Street Fighter 2 exploded across the world, sparking a new interest in fighting games that would blossom into an enormous genre.
Many are not aware that Mortal Kombat released the same year as Street Fighter 2. Of course, where the Street Fighter series focused on fluid, intuitive combos and moves, Mortal Kombat was much stiffer in it’s design, but succeeded due to its focus on then shocking violence.
In hindsight, the original Mortal Kombat game is not outstanding in terms of it’s mechanics, although this did change as the game saw many follow ups.
Sequel Upon Sequel
After the success of these two fighting game genre icons, there were many similar franchises that launched. And, with most seeing moderate success, sequel upon sequel of fighting games flooded the market. From fighting games with swords, to those that featured recognisable Star Wars characters, gamers were certainly spoilt for choice.

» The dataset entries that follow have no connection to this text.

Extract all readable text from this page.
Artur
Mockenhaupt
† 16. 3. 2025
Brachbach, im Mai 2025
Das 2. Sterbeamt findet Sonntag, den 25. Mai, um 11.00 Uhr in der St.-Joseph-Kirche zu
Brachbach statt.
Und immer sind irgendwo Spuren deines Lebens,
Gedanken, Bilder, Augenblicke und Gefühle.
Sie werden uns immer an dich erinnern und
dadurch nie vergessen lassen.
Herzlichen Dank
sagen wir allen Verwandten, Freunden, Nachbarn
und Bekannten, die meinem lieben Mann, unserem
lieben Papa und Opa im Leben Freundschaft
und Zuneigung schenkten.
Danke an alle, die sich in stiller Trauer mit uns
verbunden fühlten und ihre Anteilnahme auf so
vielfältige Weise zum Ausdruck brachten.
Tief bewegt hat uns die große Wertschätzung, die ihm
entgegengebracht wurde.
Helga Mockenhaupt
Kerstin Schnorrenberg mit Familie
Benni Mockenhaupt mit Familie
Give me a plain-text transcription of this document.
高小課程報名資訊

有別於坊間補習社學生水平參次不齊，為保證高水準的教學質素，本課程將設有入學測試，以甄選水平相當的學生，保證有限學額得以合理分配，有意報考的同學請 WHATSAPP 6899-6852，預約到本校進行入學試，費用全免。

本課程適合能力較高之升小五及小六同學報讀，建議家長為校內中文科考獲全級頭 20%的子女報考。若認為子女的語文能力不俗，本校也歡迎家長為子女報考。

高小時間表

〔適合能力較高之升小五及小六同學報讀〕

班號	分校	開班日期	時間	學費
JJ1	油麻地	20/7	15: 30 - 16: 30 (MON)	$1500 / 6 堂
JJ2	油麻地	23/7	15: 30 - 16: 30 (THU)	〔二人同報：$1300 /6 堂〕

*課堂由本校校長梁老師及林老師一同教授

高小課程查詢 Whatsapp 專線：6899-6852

Interestingly, many fighting games struggled to make the upgrade to 3D graphics engines, including Mortal Kombat and Street Fighter. Both franchises, having found success in 2D worlds, failed to find the same success in 3D worlds. Street Fighter made a few attempts, and failed with each, with player’s simply not experiencing the Street Fighter they loved with added dimensions. The same occurred for Mortal Kombat, with the entire franchise almost going bankrupt.
Modern Fighting Games
Amazingly, both Street Fighter and Mortal Kombat have found recent success, after returning to a 2D design. Ignoring 3D planes entirely, both genres returned to the 2D fighting game design, and again recaptured their original success. Of course, 3D graphics are used, but with the fighting system itself being entirely 2D in design.
This is Street Fighter 5, and Mortal Kombat X, for those interested in seeing how 2D games managed to find a home in a largely 3D dominated world. They are of course not the only modern fighters, with Teken and King of Fighters being other long running fighter series that has stood the test of time.